Speeds up significantly the code-branch that requires padding.
Additionally marginally improves the speed on the code-branch that doesn't require padding.
Contains a few nits to align the code-base practices across methods around how we estimate the shapes of inputs within tensor kernels.

cc @vfdev-5 @bjuncek @pmeier

vfdev-5 · 2022-11-01T14:38:03Z

@datumbox thanks for the PR, do you have a table with runtime speed-up ?

datumbox · 2022-11-01T14:26:33Z

torchvision/prototype/transforms/functional/_color.py

@@ -101,7 +101,7 @@ def adjust_contrast(inpt: features.InputTypeJIT, contrast_factor: float) -> feat


 def adjust_sharpness_image_tensor(image: torch.Tensor, sharpness_factor: float) -> torch.Tensor:
-    num_channels, height, width = get_dimensions_image_tensor(image)
+    num_channels, height, width = image.shape[-3:]


Aligns the idiom with other parts of the code-base where we directly rely on shape to determine the dimensions:

vision/torchvision/prototype/transforms/functional/_geometry.py

Line 539 in 70faba9

new_height, new_width = image.shape[-2:]

At that point the image is a pure tensor and making additional method calls to fetch the sizes is unnecessary.

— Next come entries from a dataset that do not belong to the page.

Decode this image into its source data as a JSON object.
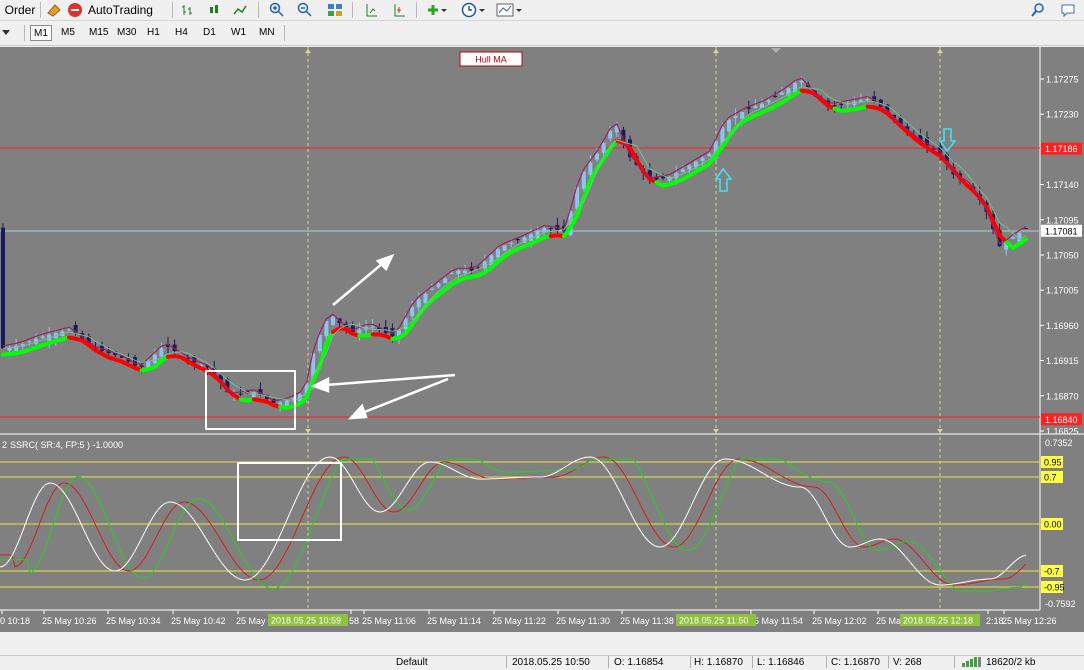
{
  "toolbar": {
    "order_label": "Order",
    "autotrading_label": "AutoTrading"
  },
  "timeframes": [
    "M1",
    "M5",
    "M15",
    "M30",
    "H1",
    "H4",
    "D1",
    "W1",
    "MN"
  ],
  "active_timeframe": "M1",
  "chart": {
    "indicator_label": "Hull MA",
    "price_axis": [
      "1.17275",
      "1.17230",
      "1.17186",
      "1.17140",
      "1.17095",
      "1.17081",
      "1.17050",
      "1.17005",
      "1.16960",
      "1.16915",
      "1.16870",
      "1.16840",
      "1.16825"
    ],
    "highlight_prices": [
      {
        "value": "1.17186",
        "color": "#ff2020"
      },
      {
        "value": "1.17081",
        "color": "#ffffff"
      },
      {
        "value": "1.16840",
        "color": "#ff2020"
      }
    ],
    "colors": {
      "bull_candle": "#87c6f0",
      "bear_candle": "#1a1a5a",
      "hull_up": "#00ff00",
      "hull_down": "#ff0000",
      "background": "#808080"
    }
  },
  "oscillator": {
    "title": "SSRC( SR:4, FP:5 ) -1.0000",
    "title_prefix": "2",
    "axis": [
      "0.7352",
      "0.00",
      "-0.7592"
    ],
    "levels": [
      "0.95",
      "0.7",
      "0.00",
      "-0.7",
      "-0.95"
    ]
  },
  "time_axis": {
    "labels": [
      "0 10:18",
      "25 May 10:26",
      "25 May 10:34",
      "25 May 10:42",
      "25 May",
      "58",
      "25 May 11:06",
      "25 May 11:14",
      "25 May 11:22",
      "25 May 11:30",
      "25 May 11:38",
      "25 May 11:54",
      "25 May 12:02",
      "25 Ma",
      "2:18",
      "25 May 12:26"
    ],
    "highlights": [
      "2018.05.25 10:59",
      "2018.05.25 11:50",
      "2018.05.25 12:18"
    ]
  },
  "status": {
    "profile": "Default",
    "datetime": "2018.05.25 10:50",
    "open": "O: 1.16854",
    "high": "H: 1.16870",
    "low": "L: 1.16846",
    "close": "C: 1.16870",
    "volume": "V: 268",
    "traffic": "18620/2 kb"
  }
}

datumbox · 2022-11-01T14:27:45Z

torchvision/prototype/transforms/functional/_geometry.py

+    shape = image.shape
+    num_channels, height, width = shape[-3:]


Minor nit to align idioms across the code-base. See ref:

vision/torchvision/prototype/transforms/functional/_geometry.py

Line 37 in 70faba9

shape = bounding_box.shape

Originally I wanted to do something like *extra_dims, num_channels, height, width but that's not JIT-scriptable. So I opted for keeping the whole original shape as we do on other parts of the code-base.

datumbox · 2022-11-01T14:29:21Z

torchvision/prototype/transforms/functional/_geometry.py

+    if image.numel() == 0:
+        return image.reshape(shape[:-2] + (crop_height, crop_width))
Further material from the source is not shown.